If we imagine instead just deploying to West Texas, I think the square footage does add up. 40 foot container -> call it 16 racks. Nvidia estimates 600kw per rack in 2027 with Vera Rubin(!!JFC!!). So, 10MW of power per container. Let's imagine we magically found water in West Texas and have a PUE of 1.2, so 12MW. Solar panels are like 20 W/sq ft.
I got lazy; Claude tells me with 2.5x land needed for spacing, infra, etc, 6.5 peak sun hours, a couple of acres for storage, roughly 130 acres (0.2 sq miles) + 53 Tesla megapacks for storage per container.
I'll revise my above thoughts - there is NO WAY it's cheaper to do that in trackless wastes than space. I don't know about west Texas, but I don't think it's crazy to think that you might want to spend five years on engineering and production scaling instead of town and county and state and federal permitting.
Oceans, though -- we know how to deal with saltwater environments, we've done that for a while now. A key point is that anything you send into space or install near saltwater isn't going to last long without either regular maintenance or high up-front expense. But in this case, the equipment only has to last a few years until it's obsolete anyway, and ~5% FIT is probably tolerable. So I maintain that it's doable.
One good thing about an ocean-based platform is that it makes the heat dissipation problem go away virtually for free.
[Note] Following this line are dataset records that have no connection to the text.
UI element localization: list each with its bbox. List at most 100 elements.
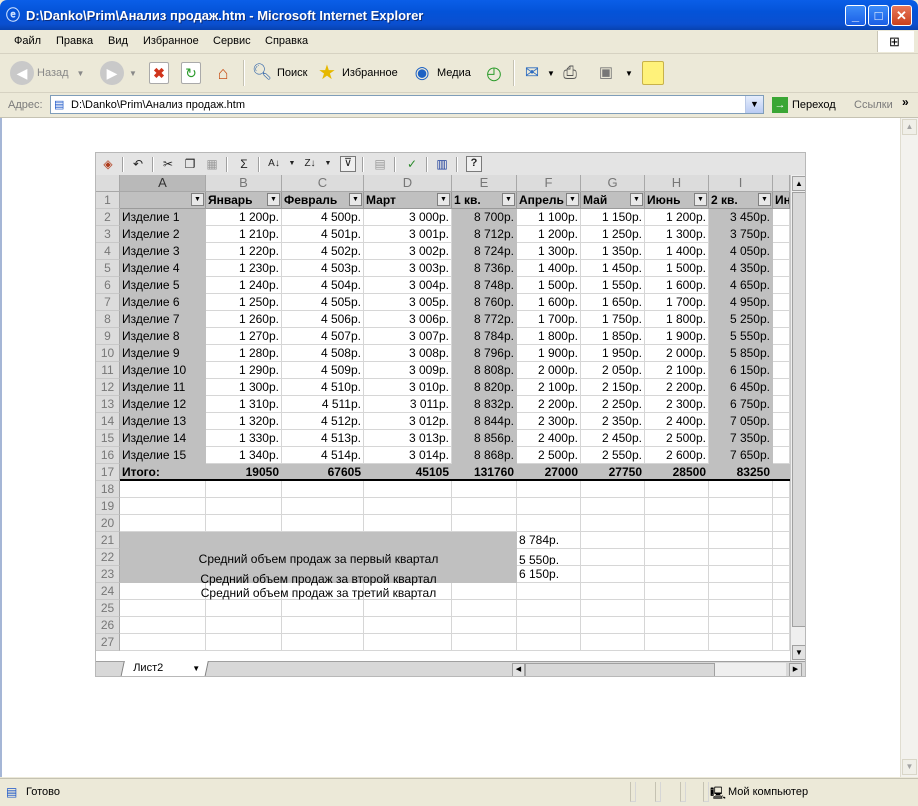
empty-cell[interactable] [581, 515, 645, 532]
sales-cell[interactable]: 8 712р. [452, 226, 517, 243]
row-header[interactable]: 25 [96, 600, 120, 617]
empty-cell[interactable] [206, 634, 282, 651]
empty-cell[interactable] [452, 498, 517, 515]
sales-cell[interactable]: 1 850р. [581, 328, 645, 345]
product-name-cell[interactable]: Изделие 7 [120, 311, 206, 328]
menu-file[interactable]: Файл [14, 35, 41, 47]
spreadsheet-vertical-scrollbar[interactable]: ▲ ▼ [790, 175, 805, 661]
address-dropdown-icon[interactable]: ▼ [745, 96, 763, 113]
sales-cell[interactable]: 4 505р. [282, 294, 364, 311]
filter-dropdown-icon[interactable]: ▼ [566, 193, 579, 206]
sales-cell[interactable]: 2 000р. [645, 345, 709, 362]
sales-cell[interactable]: 1 150р. [581, 209, 645, 226]
empty-cell[interactable] [709, 481, 773, 498]
sales-cell[interactable]: 1 260р. [206, 311, 282, 328]
sales-cell[interactable]: 3 014р. [364, 447, 452, 464]
sales-cell[interactable]: 8 784р. [452, 328, 517, 345]
sales-cell[interactable]: 1 200р. [517, 226, 581, 243]
sales-cell[interactable]: 4 504р. [282, 277, 364, 294]
row-header[interactable]: 10 [96, 345, 120, 362]
sales-cell[interactable]: 4 503р. [282, 260, 364, 277]
sales-cell[interactable]: 1 350р. [581, 243, 645, 260]
stop-button[interactable]: ✖ [149, 58, 172, 88]
sales-cell[interactable]: 5 250р. [709, 311, 773, 328]
sales-cell[interactable]: 1 500р. [517, 277, 581, 294]
edit-button[interactable]: ▣ ▼ [594, 58, 633, 88]
header-cell[interactable]: Февраль ▼ [282, 192, 364, 209]
sales-cell[interactable]: 1 330р. [206, 430, 282, 447]
note-button[interactable] [642, 58, 667, 88]
sales-cell[interactable]: 1 250р. [581, 226, 645, 243]
sales-cell[interactable]: 8 844р. [452, 413, 517, 430]
sales-cell[interactable]: 3 009р. [364, 362, 452, 379]
sales-cell[interactable] [773, 345, 790, 362]
sales-cell[interactable]: 3 010р. [364, 379, 452, 396]
sales-cell[interactable]: 1 700р. [645, 294, 709, 311]
average-value-cell[interactable]: 6 150р. [517, 566, 581, 583]
sales-cell[interactable]: 2 200р. [517, 396, 581, 413]
sales-cell[interactable]: 1 300р. [517, 243, 581, 260]
empty-cell[interactable] [773, 498, 790, 515]
office-logo-icon[interactable]: ◈ [100, 156, 116, 172]
sales-cell[interactable] [773, 294, 790, 311]
sales-cell[interactable]: 2 450р. [581, 430, 645, 447]
export-excel-icon[interactable]: ✓ [404, 156, 420, 172]
product-name-cell[interactable]: Изделие 10 [120, 362, 206, 379]
forward-button[interactable]: ▶ ▼ [100, 58, 137, 88]
sales-cell[interactable]: 7 650р. [709, 447, 773, 464]
product-name-cell[interactable]: Изделие 12 [120, 396, 206, 413]
sales-cell[interactable]: 2 100р. [645, 362, 709, 379]
empty-cell[interactable] [517, 617, 581, 634]
filter-dropdown-icon[interactable]: ▼ [349, 193, 362, 206]
column-header-j[interactable] [773, 175, 790, 192]
sort-ascending-icon[interactable]: A↓ [266, 156, 282, 172]
close-button[interactable]: ✕ [891, 5, 912, 26]
row-header[interactable]: 12 [96, 379, 120, 396]
empty-cell[interactable] [282, 634, 364, 651]
header-cell[interactable]: Ин [773, 192, 790, 209]
sales-cell[interactable]: 1 750р. [581, 311, 645, 328]
empty-cell[interactable] [517, 481, 581, 498]
sales-cell[interactable]: 1 230р. [206, 260, 282, 277]
empty-cell[interactable] [452, 617, 517, 634]
sales-cell[interactable]: 1 280р. [206, 345, 282, 362]
row-header[interactable]: 23 [96, 566, 120, 583]
empty-cell[interactable] [645, 481, 709, 498]
sales-cell[interactable]: 4 509р. [282, 362, 364, 379]
column-header-b[interactable]: B [206, 175, 282, 192]
sales-cell[interactable]: 3 001р. [364, 226, 452, 243]
row-header[interactable]: 5 [96, 260, 120, 277]
column-header-h[interactable]: H [645, 175, 709, 192]
empty-cell[interactable] [773, 532, 790, 549]
autosum-icon[interactable]: Σ [236, 156, 252, 172]
product-name-cell[interactable]: Изделие 8 [120, 328, 206, 345]
sales-cell[interactable]: 6 450р. [709, 379, 773, 396]
product-name-cell[interactable]: Изделие 4 [120, 260, 206, 277]
header-cell[interactable]: 2 кв. ▼ [709, 192, 773, 209]
sales-cell[interactable] [773, 396, 790, 413]
spreadsheet-horizontal-scrollbar[interactable]: ◀ ▶ [512, 663, 802, 676]
scroll-up-icon[interactable]: ▲ [792, 176, 805, 191]
sales-cell[interactable]: 4 501р. [282, 226, 364, 243]
empty-cell[interactable] [452, 634, 517, 651]
empty-cell[interactable] [773, 481, 790, 498]
sales-cell[interactable]: 3 002р. [364, 243, 452, 260]
sales-cell[interactable]: 2 550р. [581, 447, 645, 464]
row-header[interactable]: 18 [96, 481, 120, 498]
filter-dropdown-icon[interactable]: ▼ [437, 193, 450, 206]
row-header[interactable]: 24 [96, 583, 120, 600]
sales-cell[interactable]: 1 400р. [517, 260, 581, 277]
row-header[interactable]: 15 [96, 430, 120, 447]
sales-cell[interactable]: 4 502р. [282, 243, 364, 260]
empty-cell[interactable] [581, 566, 645, 583]
sales-cell[interactable]: 2 150р. [581, 379, 645, 396]
empty-cell[interactable] [773, 566, 790, 583]
sales-cell[interactable]: 8 832р. [452, 396, 517, 413]
empty-cell[interactable] [282, 617, 364, 634]
empty-cell[interactable] [282, 498, 364, 515]
filter-dropdown-icon[interactable]: ▼ [758, 193, 771, 206]
sheet-tab[interactable]: Лист2 ▼ [120, 661, 209, 676]
address-input[interactable]: ▤ D:\Danko\Prim\Анализ продаж.htm ▼ [50, 95, 764, 114]
empty-cell[interactable] [282, 481, 364, 498]
sales-cell[interactable]: 3 006р. [364, 311, 452, 328]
None of the challenges of running a 10 MW container full of hardware go away in space (other than the threat of nomadic scavengers, I suppose.) Yes, space-based PV arrays are smaller and lighter... but that's it, big deal. In particular, the idea of getting rid of that much heat in space without the benefit of convection, conduction, acres of expensive radiators, or magic is beyond my ability to comprehend, much less address. Everything having to do with heat removal is much harder in space.
So, given that you aren't going put 10 MW worth of hardware in a single satellite anyway, it doesn't seem valid to compare such installations on an equal basis as you're doing here. The 130-acre site you mention doesn't replace one satellite, it would probably replace a thousand of them.
You get a lot of expensive redundant requirements when you split up the problem that way, as well. These requirements will eat up any savings you might get from space-based deployment. Instead of one communications link with expensive RF hardware, you now need a thousand. Likewise, it's cheaper to build one 10 MW power substation than a thousand independent 10 kW power management solutions. And remember, this is all to support a single shipping container worth of hardware.